Les directeurs de l'information nous rappelaient également l'aspect géopolitique - et la veille, leurs services juridiques étaient encore plus sévères : « Toute mesure contraignante prise à l'encontre d'un média au service d'une puissance étrangère ne manquera pas de provoquer des représailles à l'encontre des médias français présents dans ce pays ». Effectivement, la mise en demeure de Russia Today le 28 juin a validé cette loi d'airain : dès le lendemain, France 24 était menacé par le régulateur russe...
Nous nous félicitons des mesures intégrées in extremis dans le titre III bis sur l'éducation aux médias - je vous ai présenté il y a quelques semaines les conclusions de mon rapport sur la formation à l'heure numérique. La France et l'Union européenne doivent réfléchir à l'accompagnement des médias professionnels dans leur transition vers le numérique pour assurer leur pérennité et permettre l'exposition d'informations vérifiées. Une stratégie cohérente s'impose. Nous ne lutterons pas contre les fausses informations sans déontologie ni éclairage des lecteurs. Tous ces sujets sont intimement liés et renvoient à la liberté de la presse et du numérique.
Je défendrai en votre nom la motion opposant la question préalable, qui enverra un signal très clair au Gouvernement - le Sénat reste le gardien le plus inflexible des grandes libertés publiques - ainsi qu'à l'opinion publique et aux professionnels qui tous, sans exception, nous ont fait part de leur incompréhension, de leurs doutes et de leurs craintes. Nous avons réalisé ce travail de pédagogie que l'Assemblée nationale n'a pas su faire.

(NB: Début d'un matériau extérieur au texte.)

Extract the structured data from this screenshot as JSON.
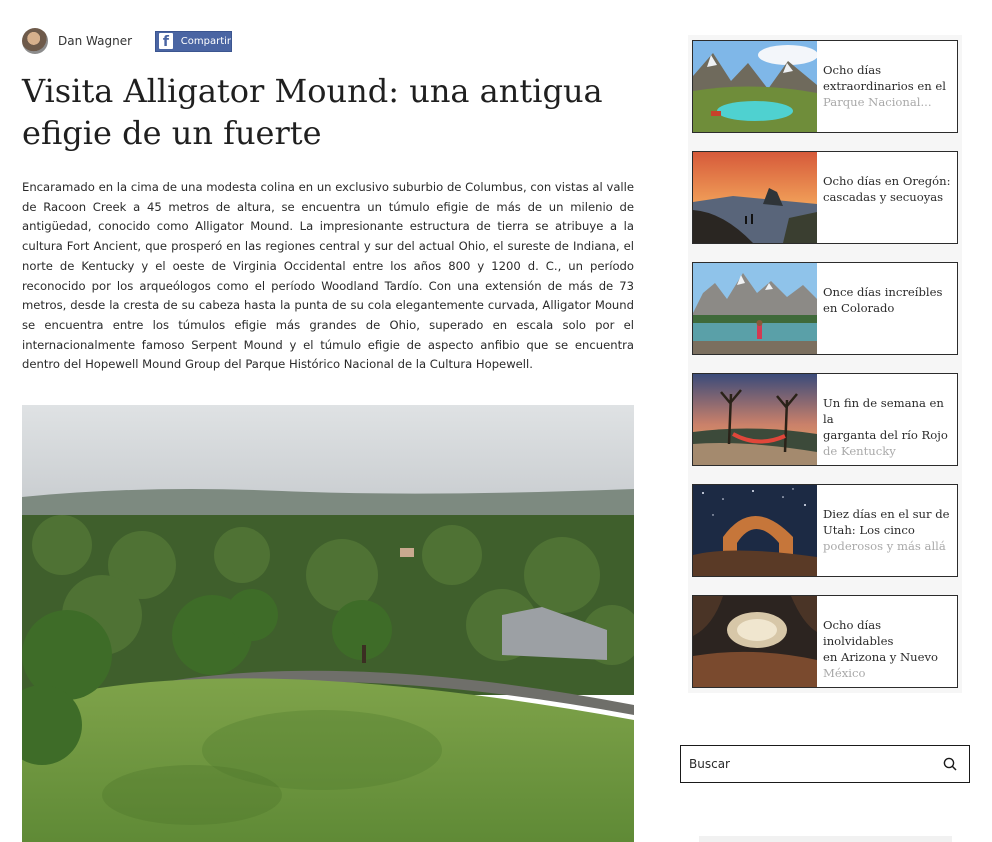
{
  "author": {
    "name": "Dan Wagner",
    "share_label": "Compartir",
    "share_icon": "facebook-icon"
  },
  "post": {
    "title": "Visita Alligator Mound: una antigua efigie de un fuerte",
    "body": "Encaramado en la cima de una modesta colina en un exclusivo suburbio de Columbus, con vistas al valle de Racoon Creek a 45 metros de altura, se encuentra un túmulo efigie de más de un milenio de antigüedad, conocido como Alligator Mound. La impresionante estructura de tierra se atribuye a la cultura Fort Ancient, que prosperó en las regiones central y sur del actual Ohio, el sureste de Indiana, el norte de Kentucky y el oeste de Virginia Occidental entre los años 800 y 1200 d. C., un período reconocido por los arqueólogos como el período Woodland Tardío. Con una extensión de más de 73 metros, desde la cresta de su cabeza hasta la punta de su cola elegantemente curvada, Alligator Mound se encuentra entre los túmulos efigie más grandes de Ohio, superado en escala solo por el internacionalmente famoso Serpent Mound y el túmulo efigie de aspecto anfibio que se encuentra dentro del Hopewell Mound Group del Parque Histórico Nacional de la Cultura Hopewell."
  },
  "sidebar": {
    "cards": [
      {
        "line1": "Ocho días",
        "line2": "extraordinarios en el",
        "line3": "Parque Nacional..."
      },
      {
        "line1": "Ocho días en Oregón:",
        "line2": "cascadas y secuoyas",
        "line3": ""
      },
      {
        "line1": "Once días increíbles",
        "line2": "en Colorado",
        "line3": ""
      },
      {
        "line1": "Un fin de semana en la",
        "line2": "garganta del río Rojo",
        "line3": "de Kentucky"
      },
      {
        "line1": "Diez días en el sur de",
        "line2": "Utah: Los cinco",
        "line3": "poderosos y más allá"
      },
      {
        "line1": "Ocho días inolvidables",
        "line2": "en Arizona y Nuevo",
        "line3": "México"
      }
    ]
  },
  "search": {
    "placeholder": "Buscar",
    "icon": "search-icon"
  }
}
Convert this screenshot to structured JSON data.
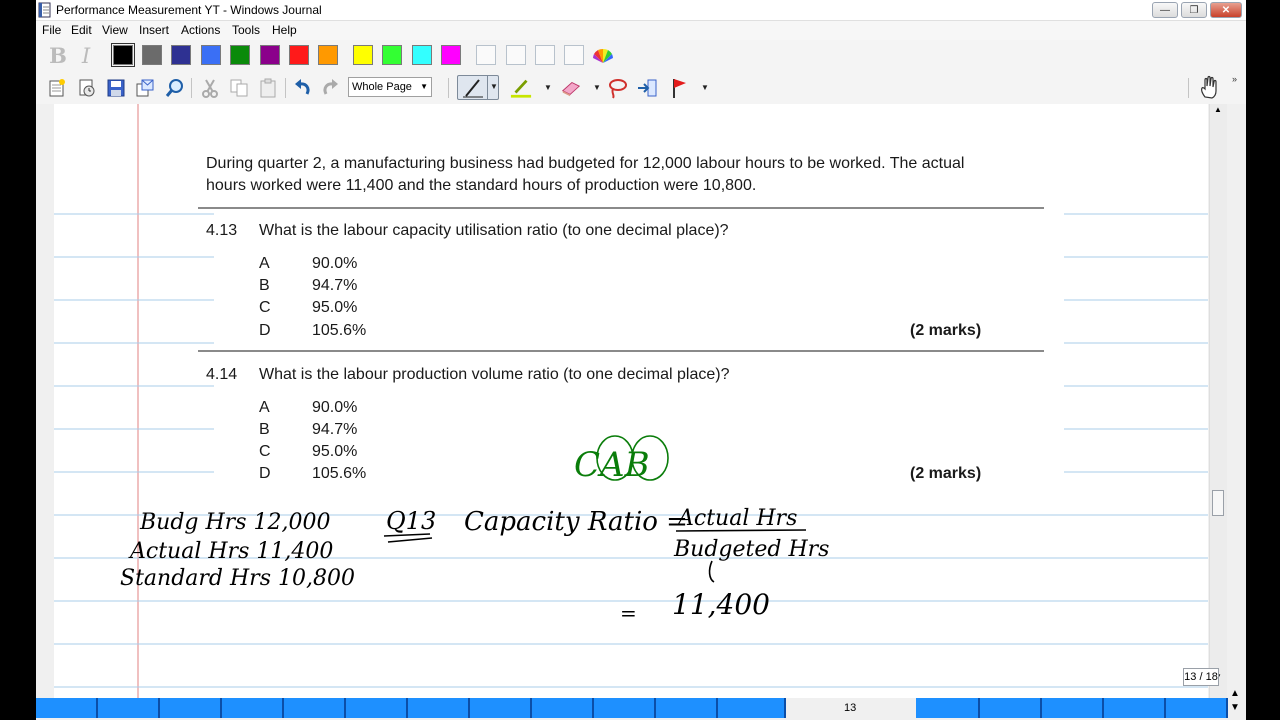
{
  "window": {
    "title": "Performance Measurement YT - Windows Journal"
  },
  "menu": [
    "File",
    "Edit",
    "View",
    "Insert",
    "Actions",
    "Tools",
    "Help"
  ],
  "toolbar": {
    "format": [
      "B",
      "I"
    ],
    "pen_colors": [
      "#000000",
      "#6b6b6b",
      "#2e3192",
      "#3a6ff5",
      "#0a8a0a",
      "#8b008b",
      "#ff1a1a",
      "#ff9900",
      "#ffff00",
      "#33ff33",
      "#33ffff",
      "#ff00ff"
    ],
    "zoom": "Whole Page"
  },
  "document": {
    "intro_line1": "During quarter 2, a manufacturing business had budgeted for 12,000 labour hours to be worked. The actual",
    "intro_line2": "hours worked were 11,400 and the standard hours of production were 10,800.",
    "questions": [
      {
        "number": "4.13",
        "text": "What is the labour capacity utilisation ratio (to one decimal place)?",
        "options": [
          {
            "letter": "A",
            "value": "90.0%"
          },
          {
            "letter": "B",
            "value": "94.7%"
          },
          {
            "letter": "C",
            "value": "95.0%"
          },
          {
            "letter": "D",
            "value": "105.6%"
          }
        ],
        "marks": "(2 marks)"
      },
      {
        "number": "4.14",
        "text": "What is the labour production volume ratio (to one decimal place)?",
        "options": [
          {
            "letter": "A",
            "value": "90.0%"
          },
          {
            "letter": "B",
            "value": "94.7%"
          },
          {
            "letter": "C",
            "value": "95.0%"
          },
          {
            "letter": "D",
            "value": "105.6%"
          }
        ],
        "marks": "(2 marks)"
      }
    ]
  },
  "handwriting": {
    "notes": [
      "Budg Hrs 12,000",
      "Actual Hrs 11,400",
      "Standard Hrs 10,800"
    ],
    "q_label": "Q13",
    "formula_label": "Capacity Ratio =",
    "numerator": "Actual Hrs",
    "denominator": "Budgeted Hrs",
    "eq_sign": "=",
    "value": "11,400",
    "annotation": "CAB"
  },
  "status": {
    "page_indicator": "13 / 18",
    "page_number": "13"
  }
}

En application de l'article 44, alinéa 3 du Règlement du Sénat, une seule motion peut être déposée sur ce texte. Déposée par la commission, elle pourra être examinée après la discussion générale, ce qui vous permettra - comme les rapporteurs - de vous exprimer.
Choisir une proposition de loi nous prive d'une étude d'impact et d'un travail préalable du Conseil d'État - même si son avis en date du 19 avril dit tout. Il n'est pas sérieux de légiférer de telle manière sur ces questions aussi sensibles. Nous disposons d'un arsenal législatif insuffisamment utilisé. Le rapporteur pour avis pourra également vous exposer toutes ses réserves en séance publique.
Bruno Retailleau a raison : le système actuel peut nous conduire à une censure préventive des plateformes. Selon le Conseil d'État, nous sommes pris en tenaille entre une censure préventive et l'abandon de toute réaction qui aboutira à l'autodestruction. Le duopole Google et Facebook gère les informations par l'intelligence artificielle et un algorithme qui privent nos médias d'une exposition juste et équitable. Cela instaure une forme de censure, l'information se revendiquant alors comme « organisée », selon le président de Google.
Le modèle Internet repose alors sur le principe « je donne mes données - ou l'entreprise les capte, dans un capitalisme de la surveillance - en échange d'une information pseudo-gratuite ». Ce sujet, très sensible, a été théorisé par Tristan Harris, ancien ingénieur de Google. Pourquoi ne pas réviser la directive sur le e-commerce ? Réfléchissons au statut pour responsabiliser ces plateformes, dont l'intermédiation est obligatoire. Il y a des abus de position dominante et de concurrence déloyale. Toute notre économie est menacée par une ubérisation rampante. Nous sommes favorables au progrès mais celui-ci doit servir notre modèle de société.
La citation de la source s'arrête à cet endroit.